Freud démystifie le caractère surnaturel du rêve, comme il avait démystifié l’hystérie dite de possession, en montrant qu’il n’est pas un oracle des dieux ni quelque savoir prophétique sur l’Au-delà, mais un accomplissement du désir – sur une « Autre scène », imaginaire, certes – dont le scénario peut être réduit grâce au décodage de quelques mécanismes que nous avons qualifiés de rhétoriques, permettant sa lecture apparemment ésotérique.

L'existence des rêves prémonitoires (prophétiques/précognitifs) constitue, d'ailleurs, un point théorique – avec le pansexualisme de la libido, (F2,15) et (D, 32-33) – qui contribuèrent à la rupture de Freud et de Jung.

En 1912, dans Métamorphose et symboles de la libido, Jung soutenait, en effet, des thèses hétérodoxes à celles de Freud ; il affirmait, d'une part, que le concept de libido est :

…"assez étendu pour recouvrir toutes les manifestations les plus variées de la volonté, au sens de Schopenhauer"…

et, d'autre part, que le rêve est un pressentiment intense des tâches à venir plutôt qu'une réalisation du désir.

Libre à nous de penser que Jung pressentait, effectivement, la terrible crise morale qu'il allait traverser de 1913 à 1920 après sa rupture avec Freud. (F1, 25) et (F2,15).

B – APPAREIL THEORIQUE DES CONCEPTIONS FREUDIENNES DE L'OCCULTE

"Le zodiaque est le test de Rorschach de l'humanité enfant".

G. Bachelard

"L'occulte n'a rien de scientifique. C'est un système de croyances et d'interprétations magico-religieuses qui vient parasiter les recherches objectives".

(D,16)

"L'identité de tout un chacun n'est pas quelque chose d'aussi assuré qu'on l'imagine et il reste toujours, au fond de nous, des traces de la situation ancienne où le Moi et le non-Moi n'étaient pa parfaitement séparés (…).

Le passé lointain est toujours susceptible de faire retour et de s'immiscer "en contrebande" dans le présent".

(A2,4,7)

Pour plus de clarté et de commodité dans le repérage des thèmes, nous les classerons par rubriques.

a/ La religion et l'occultisme

Freud, dans les premières pages de Rêve et occultisme, soupçonne l'occultisme d'étayer les théories mystiques ou religieuses en déclin à cause de la civilisation avancée de nos cultures et sociétés :

…" Rappelons-nous maintenant que les traditions, les livres sacrés des peuples sont bourrés de récits miraculeux et que les religions s'appuient justement sur ces événements extraordinaires et prodigieux pour revendiquer la foi qui leur est due.
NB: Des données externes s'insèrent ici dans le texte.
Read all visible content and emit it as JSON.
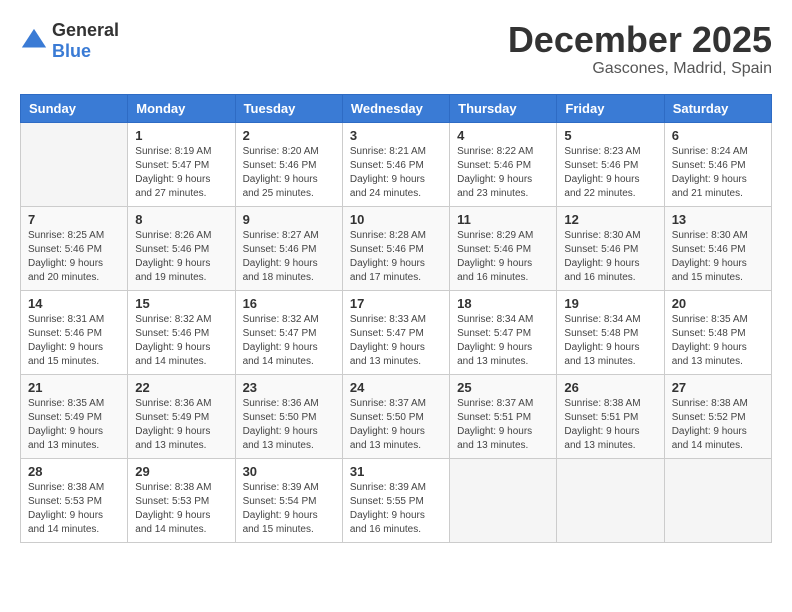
{
  "header": {
    "logo": {
      "text_general": "General",
      "text_blue": "Blue"
    },
    "month": "December 2025",
    "location": "Gascones, Madrid, Spain"
  },
  "calendar": {
    "days_of_week": [
      "Sunday",
      "Monday",
      "Tuesday",
      "Wednesday",
      "Thursday",
      "Friday",
      "Saturday"
    ],
    "weeks": [
      [
        {
          "day": "",
          "sunrise": "",
          "sunset": "",
          "daylight": ""
        },
        {
          "day": "1",
          "sunrise": "Sunrise: 8:19 AM",
          "sunset": "Sunset: 5:47 PM",
          "daylight": "Daylight: 9 hours and 27 minutes."
        },
        {
          "day": "2",
          "sunrise": "Sunrise: 8:20 AM",
          "sunset": "Sunset: 5:46 PM",
          "daylight": "Daylight: 9 hours and 25 minutes."
        },
        {
          "day": "3",
          "sunrise": "Sunrise: 8:21 AM",
          "sunset": "Sunset: 5:46 PM",
          "daylight": "Daylight: 9 hours and 24 minutes."
        },
        {
          "day": "4",
          "sunrise": "Sunrise: 8:22 AM",
          "sunset": "Sunset: 5:46 PM",
          "daylight": "Daylight: 9 hours and 23 minutes."
        },
        {
          "day": "5",
          "sunrise": "Sunrise: 8:23 AM",
          "sunset": "Sunset: 5:46 PM",
          "daylight": "Daylight: 9 hours and 22 minutes."
        },
        {
          "day": "6",
          "sunrise": "Sunrise: 8:24 AM",
          "sunset": "Sunset: 5:46 PM",
          "daylight": "Daylight: 9 hours and 21 minutes."
        }
      ],
      [
        {
          "day": "7",
          "sunrise": "Sunrise: 8:25 AM",
          "sunset": "Sunset: 5:46 PM",
          "daylight": "Daylight: 9 hours and 20 minutes."
        },
        {
          "day": "8",
          "sunrise": "Sunrise: 8:26 AM",
          "sunset": "Sunset: 5:46 PM",
          "daylight": "Daylight: 9 hours and 19 minutes."
        },
        {
          "day": "9",
          "sunrise": "Sunrise: 8:27 AM",
          "sunset": "Sunset: 5:46 PM",
          "daylight": "Daylight: 9 hours and 18 minutes."
        },
        {
          "day": "10",
          "sunrise": "Sunrise: 8:28 AM",
          "sunset": "Sunset: 5:46 PM",
          "daylight": "Daylight: 9 hours and 17 minutes."
        },
        {
          "day": "11",
          "sunrise": "Sunrise: 8:29 AM",
          "sunset": "Sunset: 5:46 PM",
          "daylight": "Daylight: 9 hours and 16 minutes."
        },
        {
          "day": "12",
          "sunrise": "Sunrise: 8:30 AM",
          "sunset": "Sunset: 5:46 PM",
          "daylight": "Daylight: 9 hours and 16 minutes."
        },
        {
          "day": "13",
          "sunrise": "Sunrise: 8:30 AM",
          "sunset": "Sunset: 5:46 PM",
          "daylight": "Daylight: 9 hours and 15 minutes."
        }
      ],
      [
        {
          "day": "14",
          "sunrise": "Sunrise: 8:31 AM",
          "sunset": "Sunset: 5:46 PM",
          "daylight": "Daylight: 9 hours and 15 minutes."
        },
        {
          "day": "15",
          "sunrise": "Sunrise: 8:32 AM",
          "sunset": "Sunset: 5:46 PM",
          "daylight": "Daylight: 9 hours and 14 minutes."
        },
        {
          "day": "16",
          "sunrise": "Sunrise: 8:32 AM",
          "sunset": "Sunset: 5:47 PM",
          "daylight": "Daylight: 9 hours and 14 minutes."
        },
        {
          "day": "17",
          "sunrise": "Sunrise: 8:33 AM",
          "sunset": "Sunset: 5:47 PM",
          "daylight": "Daylight: 9 hours and 13 minutes."
        },
        {
          "day": "18",
          "sunrise": "Sunrise: 8:34 AM",
          "sunset": "Sunset: 5:47 PM",
          "daylight": "Daylight: 9 hours and 13 minutes."
        },
        {
          "day": "19",
          "sunrise": "Sunrise: 8:34 AM",
          "sunset": "Sunset: 5:48 PM",
          "daylight": "Daylight: 9 hours and 13 minutes."
        },
        {
          "day": "20",
          "sunrise": "Sunrise: 8:35 AM",
          "sunset": "Sunset: 5:48 PM",
          "daylight": "Daylight: 9 hours and 13 minutes."
        }
      ],
      [
        {
          "day": "21",
          "sunrise": "Sunrise: 8:35 AM",
          "sunset": "Sunset: 5:49 PM",
          "daylight": "Daylight: 9 hours and 13 minutes."
        },
        {
          "day": "22",
          "sunrise": "Sunrise: 8:36 AM",
          "sunset": "Sunset: 5:49 PM",
          "daylight": "Daylight: 9 hours and 13 minutes."
        },
        {
          "day": "23",
          "sunrise": "Sunrise: 8:36 AM",
          "sunset": "Sunset: 5:50 PM",
          "daylight": "Daylight: 9 hours and 13 minutes."
        },
        {
          "day": "24",
          "sunrise": "Sunrise: 8:37 AM",
          "sunset": "Sunset: 5:50 PM",
          "daylight": "Daylight: 9 hours and 13 minutes."
        },
        {
          "day": "25",
          "sunrise": "Sunrise: 8:37 AM",
          "sunset": "Sunset: 5:51 PM",
          "daylight": "Daylight: 9 hours and 13 minutes."
        },
        {
          "day": "26",
          "sunrise": "Sunrise: 8:38 AM",
          "sunset": "Sunset: 5:51 PM",
          "daylight": "Daylight: 9 hours and 13 minutes."
        },
        {
          "day": "27",
          "sunrise": "Sunrise: 8:38 AM",
          "sunset": "Sunset: 5:52 PM",
          "daylight": "Daylight: 9 hours and 14 minutes."
        }
      ],
      [
        {
          "day": "28",
          "sunrise": "Sunrise: 8:38 AM",
          "sunset": "Sunset: 5:53 PM",
          "daylight": "Daylight: 9 hours and 14 minutes."
        },
        {
          "day": "29",
          "sunrise": "Sunrise: 8:38 AM",
          "sunset": "Sunset: 5:53 PM",
          "daylight": "Daylight: 9 hours and 14 minutes."
        },
        {
          "day": "30",
          "sunrise": "Sunrise: 8:39 AM",
          "sunset": "Sunset: 5:54 PM",
          "daylight": "Daylight: 9 hours and 15 minutes."
        },
        {
          "day": "31",
          "sunrise": "Sunrise: 8:39 AM",
          "sunset": "Sunset: 5:55 PM",
          "daylight": "Daylight: 9 hours and 16 minutes."
        },
        {
          "day": "",
          "sunrise": "",
          "sunset": "",
          "daylight": ""
        },
        {
          "day": "",
          "sunrise": "",
          "sunset": "",
          "daylight": ""
        },
        {
          "day": "",
          "sunrise": "",
          "sunset": "",
          "daylight": ""
        }
      ]
    ]
  }
}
Elles trouvent dans les-dits événements les preuves de l'action des puissances supra terrestres. Mais n'y aurait-il pas identité entre l'intérêt suscité par l'occultisme et l'intérêt porté aux choses religieuses ? Nous soupçonnons, en effet, que l'un des buts secrets de l'occultisme est de porter secours à la religion menacée par les progrès de la pensée scientifique. En découvrant ce but, nous sentons croître notre méfiance, notre répulsion à nous livrer à l'étude des prétendus phénomènes occultes. Cependant, il faut finalement surmonter notre répulsion"…

(ibid, p47-48)

Nous n'envisagerons pas l'ensemble des théories freudiennes sur la religion. Cela nous conduirait trop loin et ce n'est pas ici notre propos. Freud évoque souvent le problème religieux et principalement dans L'Avenir d'une illusion (1927).

Rappelons – ce n'est pas sans intérêt – que si Freud associe par contiguïté (p.77) les visées secrètes de l'occultisme et de la mystique avec celles de la religion, c'est par "un ordre reçu des connexions inconscientes", ce que Jacques Lacan, lui, appellerait "un déplacement du signifiant" dans son propre psychisme.

Ce témoignage de Jung en 1910, après que Freud lui ait fait promettre de rester fidèle à la théorie sexuelle de la libido, nous semble particulièrement intéressant :

…" Sans bien les comprendre alors, j'avais observé chez Freud une irruption de facteurs religieux inconscients. De toute évidence, il voulait m'enrôler en vue d'une commune défense contre des contenus inconscients menaçants. "…(in Jung C.G, Ma vie, Souvenirs, rêves et pensées recueillis par Aniela Jaffé, 1962, Paris, Gallimard, 1966, p.178).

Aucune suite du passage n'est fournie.